Yes, I am a &*%^&$ control freak…
I like things to be a certain way. I like the silly little things to be right because I believe that if they are in order, the big things will work themselves out. I must make the beds everyday, put things in certain places, organize the linen closet, frequently change the shower curtain, polish the silver no one sees, and have the flip-flops near the front door. If I don’t put the swim club badges in the right place at the end of the summer, winter will surely be doomed.
But, I am not really a neat freak and I am not particularly regimented. However, if I can just make sure the pillows are nice and neat, nothing bad will happen to us. In one week, I will be leaving my home and my husband to go 13 hours away with Max. I have been planning this trip since last July so that he can go to a therapy camp for kids with CP in Michigan. We are spending money that might not really exist and I am separating our family for a long time. I am essentially ditching Sophie for several weeks when she returns from camp despite how much I miss her already. Why? The camp teaches Conductive Education and if Max will ever progress from where he is now, I think this is the only way. I have been convinced that nothing but body work for more than a month will help him learn to walk. But what if it doesn’t?

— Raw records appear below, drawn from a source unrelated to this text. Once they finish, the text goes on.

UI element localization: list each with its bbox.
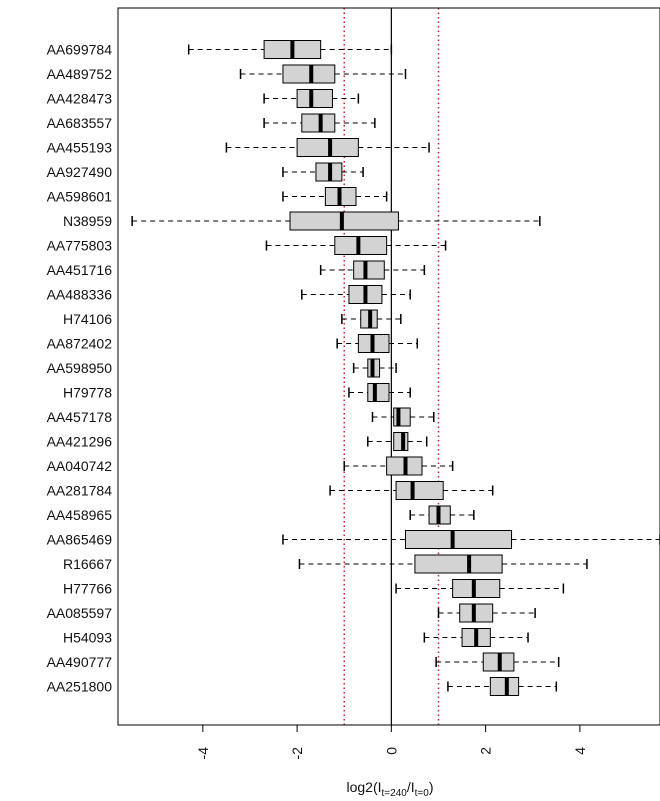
gene-label: AA683557 — [47, 115, 113, 131]
x-tick-label: 2 — [478, 747, 494, 755]
box-group — [343, 456, 454, 476]
box — [393, 407, 411, 427]
gene-label: AA251800 — [47, 679, 113, 695]
gene-label: AA457178 — [47, 409, 113, 425]
gene-label: AA775803 — [47, 238, 113, 254]
gene-label: R16667 — [63, 556, 112, 572]
gene-label: H79778 — [63, 385, 112, 401]
box-group — [225, 138, 430, 157]
gene-label: AA490777 — [47, 654, 113, 670]
box-group — [395, 579, 565, 598]
gene-label: AA865469 — [47, 532, 113, 548]
x-axis-label: log2(It=240/It=0) — [347, 779, 434, 799]
box-group — [447, 677, 558, 696]
box-group — [282, 162, 364, 182]
gene-label: AA598601 — [47, 189, 113, 205]
box — [353, 260, 385, 280]
box-group — [423, 628, 529, 647]
box-group — [282, 530, 660, 549]
box-group — [367, 432, 428, 451]
box — [334, 236, 388, 255]
box-group — [348, 383, 411, 402]
box-group — [298, 554, 588, 574]
gene-label: AA489752 — [47, 66, 113, 82]
x-tick-label: 4 — [572, 747, 588, 755]
gene-label: AA085597 — [47, 605, 113, 621]
box-group — [187, 40, 393, 59]
box-group — [435, 652, 560, 672]
box-group — [341, 309, 402, 329]
x-tick-label: -2 — [289, 747, 305, 760]
box — [282, 64, 336, 84]
box — [395, 481, 444, 500]
box — [289, 211, 399, 231]
box — [489, 677, 520, 696]
gene-label: AA458965 — [47, 507, 113, 523]
plot-frame — [117, 7, 660, 726]
box — [367, 383, 390, 402]
x-tick-label: 0 — [383, 747, 399, 755]
box-group — [263, 113, 376, 133]
gene-label: AA281784 — [47, 483, 113, 499]
gene-label: H54093 — [63, 630, 112, 646]
box-group — [131, 211, 541, 231]
gene-label: AA927490 — [47, 164, 113, 180]
x-axis: -4 -2 0 2 4 — [195, 725, 588, 759]
gene-label: AA428473 — [47, 91, 113, 107]
box — [452, 579, 501, 598]
box-group — [352, 358, 397, 378]
box — [404, 530, 513, 549]
box-group — [437, 603, 536, 623]
box-group — [265, 236, 447, 255]
box-group — [239, 64, 407, 84]
gene-label: AA455193 — [47, 140, 113, 156]
box — [296, 89, 333, 108]
gene-label: AA598950 — [47, 360, 113, 376]
gene-label: N38959 — [63, 213, 112, 229]
boxes — [131, 40, 660, 696]
box-group — [336, 334, 419, 353]
gene-labels: AA699784 AA489752 AA428473 AA683557 AA455193… — [47, 42, 113, 695]
box — [414, 554, 503, 574]
gene-label: H77766 — [63, 581, 112, 597]
x-tick-label: -4 — [195, 747, 211, 760]
box-group — [329, 481, 494, 500]
box-group — [263, 89, 360, 108]
gene-label: AA451716 — [47, 262, 113, 278]
gene-label: AA488336 — [47, 287, 113, 303]
gene-label: AA699784 — [47, 42, 113, 58]
reference-lines — [343, 8, 440, 725]
box — [459, 603, 494, 623]
box-group — [282, 187, 388, 206]
gene-label: AA421296 — [47, 434, 113, 450]
gene-label: AA040742 — [47, 458, 113, 474]
box — [393, 432, 409, 451]
box-group — [371, 407, 435, 427]
gene-label: AA872402 — [47, 336, 113, 352]
box-group — [301, 285, 411, 304]
box — [301, 113, 336, 133]
box — [296, 138, 359, 157]
box-group — [409, 505, 475, 525]
box-group — [319, 260, 426, 280]
gene-label: H74106 — [63, 311, 112, 327]
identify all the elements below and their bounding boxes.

What if all of this is for nothing? What if it is a giant expensive hoax and I am a big stupid sucker? I have no way of knowing… I have no guarantees and my hope is wearing thin. He was doing better than he is now a few months ago and those precious few days when he seemed like he might be walking without his walker were fleeting. I am basically praying for a Michigan miracle. And, so all I can do is keep organizing every single drawer, every closet, alphabetize the spices and put the toothbrushes in size order. If the little things are in place before I leave, just maybe we can get big thing to shine down upon us… please.